Kendilerine kitap verdiklerimiz onu (Peygamberi) oğullarını tanıdıkları gibi tanırlar. Böyle iken içlerinden birtakımı bile bile gerçeği gizlerler.
O kendilerine kitab verdiğimiz ümmetlerin uleması onu -o Peygamberi- oğullarını tanır gibi tanırlar, böyle iken içlerinden bir takımı hakkı bile bile ketmederler
Kendilerine Kitap verdiklerimiz, onu, oğullarını tanıdıkları gibi tanırlar, ama yine de onlardan bir grup, bile bile gerçeği gizlerler.
Kendilerine kitap verdiklerimiz, onu çocuklarını tanıdıkları gibi tanırlar. Buna rağmen içlerinden bir bölümü bildikleri halde gerçeği gizlerler.
Kendilerine Kitab verdiklerimiz onu (o peygamberi) Öz oğulları gibi tanırlar, öyle iken içlerinden bir güruh, kendileri bilib durdukları halde, yine mutlakaa Hakkı gizlerler.
Kendilerine kitab verdiklerimiz, onu oğullarını tanıdıkları gibi tanırlar. Öyle iken içlerinden bir güruh bilir oldukları halde, yine de hakkı gizlerler.
Kendilerine kitap verdiklerimiz (Yahudi ve Hıristiyanlar) onu (Muhammed'i) öz oğulları gibi tanırlar. Bununla beraber onlardan bir kısmı bildikleri halde hakkı gizlerler.
Kendilerine kitap vermiş olduğumuz kimseler, onu (Muhammed'i) tıpkı evlatlarını tanıdıkları gibi tanırlar. Böyle iken, onlardan bir kısmı, bile bile gerçeği gizler.
Kendilerine (Kitap) Bilgi verdiklerimizden bir kısmı Onu kendi oğullarını tanıdıkları gibi tanırlar. Onlardan bir grup bilerek Hakk'ı gizlerler.
Kendilerine kitap verdiklerimiz, bu gerçekleri çocuklarını tanıdıkları gibi tanırlar; ama yine de onlardan bir grup bile bile gerçeği gizler.
Kendilerine Kitap verdiğimiz kimseler, O'nu öz oğullarını tanıdıkları gibi tanırlar. Buna rağmen içlerinden bir zümre, bile bile gerçeği gizlemektedir.
Those to whom We have given the Scripture know it as they know their own children; and a group of them hides the truth while they know.
Those to whom We gave the Writ recognise it as they recognise their sons, but a faction among them conceals the truth when they know.

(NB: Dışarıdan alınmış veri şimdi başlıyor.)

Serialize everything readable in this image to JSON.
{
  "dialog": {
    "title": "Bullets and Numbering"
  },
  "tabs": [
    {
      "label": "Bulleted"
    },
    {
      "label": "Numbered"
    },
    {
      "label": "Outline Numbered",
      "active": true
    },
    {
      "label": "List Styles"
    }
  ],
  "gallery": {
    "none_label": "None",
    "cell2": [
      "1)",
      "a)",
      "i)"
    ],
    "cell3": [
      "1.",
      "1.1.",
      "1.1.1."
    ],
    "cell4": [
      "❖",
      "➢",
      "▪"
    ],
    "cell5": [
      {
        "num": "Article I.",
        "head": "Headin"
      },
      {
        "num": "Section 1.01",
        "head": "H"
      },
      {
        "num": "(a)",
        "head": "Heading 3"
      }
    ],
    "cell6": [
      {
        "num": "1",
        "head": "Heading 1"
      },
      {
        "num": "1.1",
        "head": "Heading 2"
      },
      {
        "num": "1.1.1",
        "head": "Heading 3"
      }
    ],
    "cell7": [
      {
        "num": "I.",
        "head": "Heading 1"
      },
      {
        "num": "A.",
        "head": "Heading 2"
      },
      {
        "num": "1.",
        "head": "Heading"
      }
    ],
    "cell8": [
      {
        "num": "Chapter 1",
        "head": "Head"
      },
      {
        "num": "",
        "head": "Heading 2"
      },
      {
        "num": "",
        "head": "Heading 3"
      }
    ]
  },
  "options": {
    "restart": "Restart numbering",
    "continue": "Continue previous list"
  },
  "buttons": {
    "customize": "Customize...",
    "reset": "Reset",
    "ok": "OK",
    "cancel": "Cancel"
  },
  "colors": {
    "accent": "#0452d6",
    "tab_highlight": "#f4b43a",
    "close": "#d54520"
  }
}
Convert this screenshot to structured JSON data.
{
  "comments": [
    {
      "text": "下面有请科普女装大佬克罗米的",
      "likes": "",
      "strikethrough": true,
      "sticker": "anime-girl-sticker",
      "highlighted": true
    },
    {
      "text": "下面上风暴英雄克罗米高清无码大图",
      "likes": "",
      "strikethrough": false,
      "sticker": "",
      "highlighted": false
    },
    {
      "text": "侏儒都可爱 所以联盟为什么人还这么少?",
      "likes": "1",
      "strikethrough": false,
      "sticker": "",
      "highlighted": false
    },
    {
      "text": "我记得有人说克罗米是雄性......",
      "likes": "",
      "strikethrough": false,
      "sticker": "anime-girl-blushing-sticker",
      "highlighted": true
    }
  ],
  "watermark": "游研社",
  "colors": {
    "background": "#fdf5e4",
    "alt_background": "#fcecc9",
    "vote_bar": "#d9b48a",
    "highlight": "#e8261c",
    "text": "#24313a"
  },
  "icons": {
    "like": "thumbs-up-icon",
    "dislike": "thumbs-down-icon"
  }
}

Those We have given the Book recognise it as they recognise their own sons. Yet a group of them knowingly conceal the truth.
Those who received the scripture recognize the truth herein, as they recognize their own children. Yet, some of them conceal the truth, knowingly.
Those to whom We have given the Book know it as they know their own children; and a group of them hides the truth while they know.
Those to whom We have given the book know it as they know their own children, and a group of them hides the truth while they know.